In comune avevamo d’essere nati entrambi in quella che è oggi la Slovenia, d’essere entrambi figli, seppure con più di 40 anni di differenza, dell’Europa di mezzo cioè di quella parte di mondo che ridisegna i confini statali a ogni starnuto delle grandi potenze. Fu questo probabilmente il motivo per cui riuscimmo alla fine a conoscerci e negli ultimi anni a passare anche delle serate di fronte a pezzetti di mortadella, formaggio e qualche bicchiere di vino discutendo di Realpolitik.
Demetrio ha raccontato, vissuto e in qualche modo anche segnato, giocando da suggeritore interessato dei potenti della terra, di cui riuscì a conquistare la fiducia professionale, gli eventi della seconda parte della Guerra Fredda. Stimato da Mikhail Gorbachev e divenuto amico di Eduard Shevardnadze, fino alla morte di quest’ultimo avvenuta nel 2014, ha spesso passato loro, nelle numerose discussioni informali, il punto di vista dell’Occidente ma sempre ben attento a non sorpassare i limiti del rispetto dei reciproci ruoli assegnati dalla Storia. Perché Volčič ha passato una vita a ballare i valzer dell’Alta diplomazia per non farsi sorprendere o ricattare dagli efficienti servizi segreti dell’Unione Sovietica dai quali pretese, prima di lasciare definitivamente Mosca, di poter accedere al proprio dossier.
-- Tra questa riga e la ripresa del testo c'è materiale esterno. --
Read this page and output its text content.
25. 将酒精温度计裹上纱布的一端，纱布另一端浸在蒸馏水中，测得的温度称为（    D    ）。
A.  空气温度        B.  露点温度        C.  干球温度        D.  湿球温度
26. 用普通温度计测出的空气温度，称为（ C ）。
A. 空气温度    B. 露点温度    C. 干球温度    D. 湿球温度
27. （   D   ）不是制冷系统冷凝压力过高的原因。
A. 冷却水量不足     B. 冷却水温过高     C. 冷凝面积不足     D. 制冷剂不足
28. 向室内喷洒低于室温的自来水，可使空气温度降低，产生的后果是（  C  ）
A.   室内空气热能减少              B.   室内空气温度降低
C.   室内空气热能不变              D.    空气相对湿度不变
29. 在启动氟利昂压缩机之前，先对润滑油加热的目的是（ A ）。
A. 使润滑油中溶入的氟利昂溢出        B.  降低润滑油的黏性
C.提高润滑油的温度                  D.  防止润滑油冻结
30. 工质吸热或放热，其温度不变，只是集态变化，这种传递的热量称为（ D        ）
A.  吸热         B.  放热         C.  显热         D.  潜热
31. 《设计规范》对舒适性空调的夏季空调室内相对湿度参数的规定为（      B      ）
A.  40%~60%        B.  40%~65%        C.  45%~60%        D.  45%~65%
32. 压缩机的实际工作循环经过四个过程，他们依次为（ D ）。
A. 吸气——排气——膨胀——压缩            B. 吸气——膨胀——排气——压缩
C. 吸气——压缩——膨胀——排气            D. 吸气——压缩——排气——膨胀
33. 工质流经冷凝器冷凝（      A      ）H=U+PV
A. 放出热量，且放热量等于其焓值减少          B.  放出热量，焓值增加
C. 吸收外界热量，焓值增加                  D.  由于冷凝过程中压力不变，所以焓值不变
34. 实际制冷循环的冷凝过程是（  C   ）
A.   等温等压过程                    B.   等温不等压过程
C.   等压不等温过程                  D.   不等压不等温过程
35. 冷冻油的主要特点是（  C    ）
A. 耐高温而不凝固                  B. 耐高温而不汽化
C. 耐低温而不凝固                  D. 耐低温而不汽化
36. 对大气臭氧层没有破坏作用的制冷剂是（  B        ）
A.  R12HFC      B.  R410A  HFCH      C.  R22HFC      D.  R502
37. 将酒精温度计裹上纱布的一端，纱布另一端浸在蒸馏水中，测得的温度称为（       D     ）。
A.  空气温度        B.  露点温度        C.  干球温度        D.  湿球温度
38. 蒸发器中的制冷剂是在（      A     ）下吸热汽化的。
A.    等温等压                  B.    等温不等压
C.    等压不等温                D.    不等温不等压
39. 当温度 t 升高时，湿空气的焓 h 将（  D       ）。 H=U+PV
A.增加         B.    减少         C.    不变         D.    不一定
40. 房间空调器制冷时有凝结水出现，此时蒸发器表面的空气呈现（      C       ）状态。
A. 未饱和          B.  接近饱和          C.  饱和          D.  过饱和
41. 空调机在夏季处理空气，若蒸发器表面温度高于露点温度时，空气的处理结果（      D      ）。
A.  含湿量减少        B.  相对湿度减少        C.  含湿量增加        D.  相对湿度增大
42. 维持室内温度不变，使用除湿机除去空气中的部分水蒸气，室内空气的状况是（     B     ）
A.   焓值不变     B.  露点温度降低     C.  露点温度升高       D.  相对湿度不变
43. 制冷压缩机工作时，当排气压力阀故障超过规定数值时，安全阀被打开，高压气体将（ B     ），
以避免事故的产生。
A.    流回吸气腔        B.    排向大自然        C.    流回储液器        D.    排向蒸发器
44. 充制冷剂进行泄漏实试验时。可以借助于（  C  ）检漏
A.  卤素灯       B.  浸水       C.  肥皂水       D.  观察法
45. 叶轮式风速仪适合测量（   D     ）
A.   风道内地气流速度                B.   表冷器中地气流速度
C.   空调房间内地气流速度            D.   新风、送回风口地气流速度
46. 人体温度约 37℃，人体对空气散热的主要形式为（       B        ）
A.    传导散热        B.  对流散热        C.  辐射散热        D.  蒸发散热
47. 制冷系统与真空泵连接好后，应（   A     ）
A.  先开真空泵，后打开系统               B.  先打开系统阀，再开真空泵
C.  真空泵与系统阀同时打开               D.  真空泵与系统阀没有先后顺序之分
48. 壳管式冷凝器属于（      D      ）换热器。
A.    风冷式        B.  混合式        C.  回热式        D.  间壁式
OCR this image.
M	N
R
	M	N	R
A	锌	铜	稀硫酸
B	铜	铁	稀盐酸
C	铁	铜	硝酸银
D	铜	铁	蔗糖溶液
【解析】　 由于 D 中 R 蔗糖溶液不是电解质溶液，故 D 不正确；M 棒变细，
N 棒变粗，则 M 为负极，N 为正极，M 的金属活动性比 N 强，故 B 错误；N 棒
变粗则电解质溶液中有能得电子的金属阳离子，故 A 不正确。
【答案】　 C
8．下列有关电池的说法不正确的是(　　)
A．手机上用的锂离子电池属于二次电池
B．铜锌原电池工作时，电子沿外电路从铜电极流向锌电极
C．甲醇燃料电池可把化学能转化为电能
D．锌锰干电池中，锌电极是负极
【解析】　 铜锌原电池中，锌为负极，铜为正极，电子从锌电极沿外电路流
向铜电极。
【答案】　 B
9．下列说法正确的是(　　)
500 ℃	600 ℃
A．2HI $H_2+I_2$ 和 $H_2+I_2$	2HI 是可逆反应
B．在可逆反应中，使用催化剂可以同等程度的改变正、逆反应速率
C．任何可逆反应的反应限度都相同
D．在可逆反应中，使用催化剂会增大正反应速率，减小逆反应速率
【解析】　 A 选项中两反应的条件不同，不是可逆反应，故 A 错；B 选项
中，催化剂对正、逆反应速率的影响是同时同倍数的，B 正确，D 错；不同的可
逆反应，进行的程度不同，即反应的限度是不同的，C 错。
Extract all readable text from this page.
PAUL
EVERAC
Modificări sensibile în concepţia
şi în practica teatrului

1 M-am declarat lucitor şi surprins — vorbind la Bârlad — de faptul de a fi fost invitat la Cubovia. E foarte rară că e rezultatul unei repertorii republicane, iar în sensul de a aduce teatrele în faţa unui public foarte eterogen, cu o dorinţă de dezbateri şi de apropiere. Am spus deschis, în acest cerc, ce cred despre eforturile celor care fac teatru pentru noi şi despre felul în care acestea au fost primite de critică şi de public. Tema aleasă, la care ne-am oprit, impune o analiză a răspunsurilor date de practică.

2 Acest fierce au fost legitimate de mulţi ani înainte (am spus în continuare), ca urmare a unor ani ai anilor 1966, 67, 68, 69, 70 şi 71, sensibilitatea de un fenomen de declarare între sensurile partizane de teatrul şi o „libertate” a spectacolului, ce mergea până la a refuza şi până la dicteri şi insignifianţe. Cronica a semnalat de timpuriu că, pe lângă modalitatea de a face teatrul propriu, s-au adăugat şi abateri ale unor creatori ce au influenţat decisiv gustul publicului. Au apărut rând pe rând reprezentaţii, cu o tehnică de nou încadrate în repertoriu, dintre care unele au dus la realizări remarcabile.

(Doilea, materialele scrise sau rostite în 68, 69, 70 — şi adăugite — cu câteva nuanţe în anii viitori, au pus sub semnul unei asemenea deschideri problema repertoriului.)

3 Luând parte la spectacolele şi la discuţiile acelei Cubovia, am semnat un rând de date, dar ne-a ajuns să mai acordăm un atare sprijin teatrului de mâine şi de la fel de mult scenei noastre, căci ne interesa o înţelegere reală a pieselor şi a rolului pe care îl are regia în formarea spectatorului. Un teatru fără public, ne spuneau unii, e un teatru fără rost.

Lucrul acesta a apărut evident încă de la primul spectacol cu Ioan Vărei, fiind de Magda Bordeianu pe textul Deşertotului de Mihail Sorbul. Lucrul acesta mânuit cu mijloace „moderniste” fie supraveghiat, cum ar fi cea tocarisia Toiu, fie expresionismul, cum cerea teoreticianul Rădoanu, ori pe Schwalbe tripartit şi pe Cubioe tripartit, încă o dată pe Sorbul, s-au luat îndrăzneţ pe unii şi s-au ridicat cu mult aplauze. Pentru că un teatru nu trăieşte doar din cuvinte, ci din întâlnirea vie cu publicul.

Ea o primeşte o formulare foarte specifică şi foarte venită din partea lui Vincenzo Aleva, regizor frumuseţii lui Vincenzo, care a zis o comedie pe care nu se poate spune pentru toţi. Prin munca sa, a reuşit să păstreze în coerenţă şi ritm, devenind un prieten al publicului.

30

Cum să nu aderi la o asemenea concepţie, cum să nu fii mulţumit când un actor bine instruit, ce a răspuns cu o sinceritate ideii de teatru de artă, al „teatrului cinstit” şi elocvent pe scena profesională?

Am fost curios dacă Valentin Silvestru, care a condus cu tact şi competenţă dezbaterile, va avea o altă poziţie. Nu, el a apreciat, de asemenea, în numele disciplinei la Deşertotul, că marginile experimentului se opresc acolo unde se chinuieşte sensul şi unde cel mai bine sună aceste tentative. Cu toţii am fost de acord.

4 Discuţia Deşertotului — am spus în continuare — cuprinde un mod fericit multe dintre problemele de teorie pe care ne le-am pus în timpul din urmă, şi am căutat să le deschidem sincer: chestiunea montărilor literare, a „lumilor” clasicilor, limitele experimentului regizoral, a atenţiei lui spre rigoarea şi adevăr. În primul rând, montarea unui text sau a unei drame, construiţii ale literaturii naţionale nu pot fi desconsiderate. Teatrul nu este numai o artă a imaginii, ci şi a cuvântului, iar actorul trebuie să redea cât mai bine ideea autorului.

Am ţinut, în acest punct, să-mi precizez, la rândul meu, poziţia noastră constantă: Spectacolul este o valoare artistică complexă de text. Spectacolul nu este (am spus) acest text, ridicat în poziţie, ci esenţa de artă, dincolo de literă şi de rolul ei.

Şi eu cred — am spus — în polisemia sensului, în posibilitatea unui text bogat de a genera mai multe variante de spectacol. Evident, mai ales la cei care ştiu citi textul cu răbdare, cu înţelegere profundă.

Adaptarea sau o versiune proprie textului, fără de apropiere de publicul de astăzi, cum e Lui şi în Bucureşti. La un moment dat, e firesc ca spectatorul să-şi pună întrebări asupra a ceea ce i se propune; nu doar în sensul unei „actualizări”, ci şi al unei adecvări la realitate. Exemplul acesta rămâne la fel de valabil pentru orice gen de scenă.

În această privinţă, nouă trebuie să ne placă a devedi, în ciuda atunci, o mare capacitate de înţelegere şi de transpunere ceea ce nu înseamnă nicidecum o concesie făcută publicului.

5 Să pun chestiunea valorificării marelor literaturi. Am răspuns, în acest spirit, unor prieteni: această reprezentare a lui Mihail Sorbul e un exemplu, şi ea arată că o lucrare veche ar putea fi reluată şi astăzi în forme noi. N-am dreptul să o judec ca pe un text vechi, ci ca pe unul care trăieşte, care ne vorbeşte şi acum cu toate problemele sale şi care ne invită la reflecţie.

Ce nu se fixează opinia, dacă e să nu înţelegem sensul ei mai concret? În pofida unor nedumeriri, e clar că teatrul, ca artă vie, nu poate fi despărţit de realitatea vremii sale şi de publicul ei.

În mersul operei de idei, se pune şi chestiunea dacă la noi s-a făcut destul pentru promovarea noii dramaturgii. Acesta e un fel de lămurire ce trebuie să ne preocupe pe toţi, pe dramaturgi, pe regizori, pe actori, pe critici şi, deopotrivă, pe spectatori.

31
La parte più inconsueta del suo signorile appartamento era certamente la cucina. Nessuno si aspetterebbe di trovarvi al muro le fotografie del proprietario di casa con Gorbachev, Honecker o, perfino, con Markus Wolf, l’ex capo dei servizi segreti della Repubblica Democratica Tedesca, in uno scatto dell’epoca in cui quest’ultimo era ancora conosciuto nel mondo come la spia senza volto, essendo stata l’immagine di Wolf un enigma per tutti i servizi segreti occidentali fino al termine del suo mandato.
In quella cucina un giorno ebbì la fortuna d’aprire il frigorifero. Demetrio mi aveva chiesto di scegliere la bottiglia per la serata. Con mio grande stupore vi trovai un sacchettino con decine di sigari. Visto il mio sguardo incredulo mi spiegò che si trattava di vecchi sigari che erano lì da decenni. Lui non fumava, ma gli avevano detto che tenerli in frigorifero li avrebbe mantenuti. Mi disse di controllarli e, sapendo della mia passione per i sigari, di tenere quelli che avessi ritenuto ancora sani. Buttai via tutto tranne tre tubetti d’alluminio contenenti sigari d’una nota azienda cubana. Erano miracolosamente in ottime condizioni. Profumo eccezionale, consistenza perfetta. Glieli feci vedere. Esclamò: «Ah, si…prendi pure. Quelli me li ha regalati Fidel Castro quando accompagnai Gorbachev nel suo aereo privato a Cuba! Vedendomi arrivare e partire col presidente dell’Urss pensò fossi una persona importante!»
Demetrio Volčić è stato una persona importante! Fidel Castro ci aveva visto giusto. È stato testimone e attore di un’epoca che a scuola si studierà anche grazie ai suoi libri e alla sue telecronache. Un giorno, quando si apriranno gli archivi, verrà fuori anche molto di più. E si scriveranno libri sulla sua vita. Fino a oggi i tre sigari regalatimi sono stati gelosamente custoditi come cimeli storici nell’umidificatore del mio studio. Da questo momento ne manca uno. Arrivederci, Demetrio, e grazie!